Intoxication is not a defense except: 1) intoxication can negate the element of premeditation/deliberation, so that if D was too drunk to premeditate he would be guilty of second degree murder instead of first degree; 2) intoxication can be a form of insanity defense when it leads to a fixed state of insanity; 3) Intoxication can lead to a state of such stupor and unconsciousness that D can use an involuntary act defense, e.g. if he was in such a stupor that he wasn't really a party to a robbery.

(3) MPC 2.08

(1) Except as provided in (4)(involuntary or pathological intoxication), intoxication is not a defense unless it negatives an element of the offense.

(2) *When recklessness establishes an element of the offense, D is considered reckless if he would have been aware of the risk had he been sober when he is unaware of the risk due to self-induced intoxication. (same as common law)

(4) Intoxication which (a) is not self-induced or (b) is pathological is an affirmative defense if by reason of such intoxication the actor at the time of his conduct lacks the required m.r. or lacks substantial capacity either to appreciate its criminality [wrongfulness] or to conform his conduct to the requirements of law (temporary insanity).

(c) "pathological intoxication" means intoxication grossly excessibe in degree, given the amount of the intoxicant, to which the actor does not know he is susceptible.

(a) Intoxication to negate purpose or knowledge-

Rule: When intoxication negates purpose or knowledge, it is a valid mens rea defense, regardless of whether the crime is one of specific intent or of general intent or whether it's shown that D was so drunk that he was incapable of having the purpose or knowledge required.

Rationale- if the legislature requires purpose or knowledge, they obviously believe that the D should not be convicted of so serious a crime unless he has purpose or knowledge.

-Must discriminate between the excitable condition of the mind produced by drink, which is not incapable of forming an intent, but determines to act on a slight provocation, and such "prostration of the faculties" by intoxication as puts the accused in such a state that he in incapable of forming an intention from which he shall act.

"Prostration of the faculties"- consider these factors: 1) the actor's ability to recall significant events; 2) whether the actor knew what he was doing; 3) the actor's conduct as perceived by others; 4) amount of alcohol consumed and the period of time involved.

Ex.: D reacted w/ violence to the arrival of the police.

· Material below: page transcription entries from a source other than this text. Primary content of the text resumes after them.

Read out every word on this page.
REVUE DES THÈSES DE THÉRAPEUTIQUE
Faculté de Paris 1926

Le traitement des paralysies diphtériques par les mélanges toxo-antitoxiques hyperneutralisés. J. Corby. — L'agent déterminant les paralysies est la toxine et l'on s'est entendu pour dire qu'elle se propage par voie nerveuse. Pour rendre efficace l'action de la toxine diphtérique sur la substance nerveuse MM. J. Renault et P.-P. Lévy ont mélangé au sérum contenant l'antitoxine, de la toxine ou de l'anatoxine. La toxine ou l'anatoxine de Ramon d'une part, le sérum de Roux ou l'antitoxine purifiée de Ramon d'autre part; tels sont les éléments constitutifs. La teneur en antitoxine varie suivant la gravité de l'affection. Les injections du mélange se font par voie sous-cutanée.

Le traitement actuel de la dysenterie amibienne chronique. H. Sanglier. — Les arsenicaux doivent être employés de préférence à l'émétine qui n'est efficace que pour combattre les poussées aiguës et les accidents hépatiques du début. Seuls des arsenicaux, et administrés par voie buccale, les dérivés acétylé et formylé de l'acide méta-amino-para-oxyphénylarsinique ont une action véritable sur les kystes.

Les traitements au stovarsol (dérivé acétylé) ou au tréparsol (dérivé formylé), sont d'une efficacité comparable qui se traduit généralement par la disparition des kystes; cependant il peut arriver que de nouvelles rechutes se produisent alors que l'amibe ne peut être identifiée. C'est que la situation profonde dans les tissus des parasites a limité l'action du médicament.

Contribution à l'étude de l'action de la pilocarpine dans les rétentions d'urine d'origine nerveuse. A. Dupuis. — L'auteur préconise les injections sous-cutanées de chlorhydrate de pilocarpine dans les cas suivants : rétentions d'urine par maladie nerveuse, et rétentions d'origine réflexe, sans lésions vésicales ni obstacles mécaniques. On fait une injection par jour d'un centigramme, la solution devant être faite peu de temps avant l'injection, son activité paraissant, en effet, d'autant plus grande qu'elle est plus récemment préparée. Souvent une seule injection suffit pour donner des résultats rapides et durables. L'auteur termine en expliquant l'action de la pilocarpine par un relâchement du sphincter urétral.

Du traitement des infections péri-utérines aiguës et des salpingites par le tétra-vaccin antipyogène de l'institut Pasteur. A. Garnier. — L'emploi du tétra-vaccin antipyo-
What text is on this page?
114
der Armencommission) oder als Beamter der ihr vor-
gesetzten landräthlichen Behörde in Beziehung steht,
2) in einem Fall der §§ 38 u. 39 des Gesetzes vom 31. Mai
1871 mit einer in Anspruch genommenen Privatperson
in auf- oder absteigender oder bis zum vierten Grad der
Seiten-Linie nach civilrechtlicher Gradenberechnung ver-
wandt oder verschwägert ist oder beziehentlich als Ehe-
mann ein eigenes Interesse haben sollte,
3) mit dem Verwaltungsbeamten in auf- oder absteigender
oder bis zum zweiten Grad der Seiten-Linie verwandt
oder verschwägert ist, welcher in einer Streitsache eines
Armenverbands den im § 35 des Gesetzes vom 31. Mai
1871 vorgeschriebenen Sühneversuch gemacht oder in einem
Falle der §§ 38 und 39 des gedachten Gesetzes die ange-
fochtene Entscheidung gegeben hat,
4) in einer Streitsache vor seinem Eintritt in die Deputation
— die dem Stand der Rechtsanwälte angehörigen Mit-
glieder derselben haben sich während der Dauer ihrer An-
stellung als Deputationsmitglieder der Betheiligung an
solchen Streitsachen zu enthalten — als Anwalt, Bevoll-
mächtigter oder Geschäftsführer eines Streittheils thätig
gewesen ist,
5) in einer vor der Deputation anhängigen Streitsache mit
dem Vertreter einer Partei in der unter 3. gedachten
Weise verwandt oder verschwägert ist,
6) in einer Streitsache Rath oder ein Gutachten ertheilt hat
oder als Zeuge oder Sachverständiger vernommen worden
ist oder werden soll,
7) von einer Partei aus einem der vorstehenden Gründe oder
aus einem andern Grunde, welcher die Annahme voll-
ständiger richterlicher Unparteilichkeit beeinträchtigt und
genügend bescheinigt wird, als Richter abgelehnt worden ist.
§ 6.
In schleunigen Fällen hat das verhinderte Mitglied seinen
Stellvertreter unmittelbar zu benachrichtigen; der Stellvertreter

Found guilty since there was no indication that she didn't know what she was doing or that she was incapable of engaging in purposeful conduct.

-That behavior is bizarre or violent is not enough to conclude that D suffered from the prostration of his faculties.

(b) Intoxication to negate recklessness-

See 2.08(2). Some state reject the MPC and common law and allow intoxication its normal effect, i.e. D not reckless unless he was aware of the risks at the time of his intoxicated conduct.

Alternative: dangerous intoxication has been suggested.

(c) Intoxication to negate negligence-

D is still judged by the standard of the sober reasonable man.

(4) Insanity defense for voluntary intoxication-

D may contend not that alcohol/drugs prevented him from forming a specific intent, but that a drug caused temporary insanity, i.e. D didn't have the capacity to know the nature of his act or to know the distinction between right and wrong.

-Both the common law and MPC do not allow this defense, but apply their normal intoxication defense rules.